Bluestem Remodeling

Timothy Ferraro

St. Louis Park, MN
www.bluestemremodeling.com
GQ All-time Recommend Rate: 95%
GQ 2020 Recommend Rate: 100%
Number of Jobs in 2020: 110
Type of Firm: Design/Build, Full-service Remodeler
CEO: Timothy Ferraro

1. Demand for services is stronger than ever. Supply delays are widespread. Building product prices are rising. Please name the concrete steps you take to keep customers satisfied as timelines and prices are fluctuating?

1. Setting goals to order as much as possible before we start the projects.

2. Checking with suppliers during the design and planning process to see if there are going to be time constraints on the products that will be needed for construction.

3. We’ve adjusted our budgeting and bidding so that we can continue to complete our projects at the promised price.

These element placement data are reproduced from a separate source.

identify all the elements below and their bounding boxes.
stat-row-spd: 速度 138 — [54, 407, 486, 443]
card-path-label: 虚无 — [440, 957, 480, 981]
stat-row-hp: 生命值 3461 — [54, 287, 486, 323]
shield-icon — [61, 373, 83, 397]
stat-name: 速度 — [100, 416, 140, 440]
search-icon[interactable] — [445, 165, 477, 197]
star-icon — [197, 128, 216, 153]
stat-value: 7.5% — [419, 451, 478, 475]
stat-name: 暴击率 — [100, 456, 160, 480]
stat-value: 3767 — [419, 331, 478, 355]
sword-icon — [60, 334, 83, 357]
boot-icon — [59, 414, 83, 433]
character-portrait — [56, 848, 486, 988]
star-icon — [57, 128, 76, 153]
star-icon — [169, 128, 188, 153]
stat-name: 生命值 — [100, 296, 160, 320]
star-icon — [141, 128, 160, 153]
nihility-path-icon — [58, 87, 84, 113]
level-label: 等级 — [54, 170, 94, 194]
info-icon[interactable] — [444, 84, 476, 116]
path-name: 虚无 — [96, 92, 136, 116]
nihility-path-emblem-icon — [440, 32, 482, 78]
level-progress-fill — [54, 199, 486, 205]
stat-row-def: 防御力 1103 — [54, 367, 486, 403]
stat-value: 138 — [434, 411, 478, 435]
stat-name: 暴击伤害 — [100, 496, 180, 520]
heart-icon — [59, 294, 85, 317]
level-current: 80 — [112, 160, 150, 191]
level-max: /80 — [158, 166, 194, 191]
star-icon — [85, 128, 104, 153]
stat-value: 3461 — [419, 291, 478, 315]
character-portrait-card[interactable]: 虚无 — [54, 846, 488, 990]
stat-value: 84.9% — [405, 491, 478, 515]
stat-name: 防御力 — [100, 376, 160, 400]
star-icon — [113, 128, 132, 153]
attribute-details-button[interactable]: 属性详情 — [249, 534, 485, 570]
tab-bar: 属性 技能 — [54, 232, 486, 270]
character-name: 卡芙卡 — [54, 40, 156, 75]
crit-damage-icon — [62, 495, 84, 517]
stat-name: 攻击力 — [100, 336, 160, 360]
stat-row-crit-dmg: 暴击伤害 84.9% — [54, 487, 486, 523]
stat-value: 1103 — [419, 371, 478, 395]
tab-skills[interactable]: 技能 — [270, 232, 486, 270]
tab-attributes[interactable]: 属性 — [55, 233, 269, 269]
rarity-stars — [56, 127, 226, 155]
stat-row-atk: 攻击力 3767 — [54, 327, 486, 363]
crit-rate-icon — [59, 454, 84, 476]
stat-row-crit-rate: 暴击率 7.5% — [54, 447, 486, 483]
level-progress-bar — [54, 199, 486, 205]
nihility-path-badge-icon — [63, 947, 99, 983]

4. We let homeowners know they will have to make decisions during their planning process in order to keep their projects on track. We also honestly let them know they could lose their construction slot if they are not ready with decisions during the design process and need extra time, but that we will work with them to determine when their project could start.

5. Our clients always know what is happening with their project through our online project management portal, which they have 24/7 access to and contains all the details of their project, including finances and schedules. They receive daily updates, and communication happens there with everyone on our team, from design to management to construction staff, all in one place for easy tracking and to ensure everyone is on the same page at all times.

2. A good remodeling or home improvement firm knows the limits of its capabilities to take on additional work. What do/would you communicate to clients when you cannot handle their job and must decline their inquiry?

We have honest conversations with homeowners at initial inquiry about their timeline, when we will be able to start the design process with them, and when we expect to have open construction slots – as well as how long our detailed design and planning process takes (at a minimum) to complete.
We also ask the question of timeline goals in initial communication before proceeding to be sure we can deliver what their needs are.

If, during initial conversation/communication, a homeowner states a timeline that we cannot accommodate, we let them know we will not be able to meet those needs, send them other possible resources who may be able to accommodate a quicker timeline, and offer to set up a conversation with them (or further conversation with them) should they have flexibility in their timeline and are willing and able to look at a later start.

3. During busy times like these, operational adjustments are needed in order to take on more work, often with the same level of staffing. What steps have you taken to ensure a quality experience despite the added workloads for your team?

1. We’re investing in regular training of our field leadership so they are able to use hourly or job in labor to accommodate the demand and still keep quality high.

2. We have employed a modified Scrum system to make sure that every carpenter understands the details and the givens of every job.

3. All the details of every job are available in our online portal to every one of our staff carpenters so that they are aware of all details of the project at all times.

4. We prioritize the daily updates from lead carpenters to homeowners to eliminate the possibility of surprises, even if workload causes schedule conflicts.

5. We’ve created and implemented a construction slots calendar and do not start new jobs until present jobs are finished. This ensures that staff are not stretched too thin.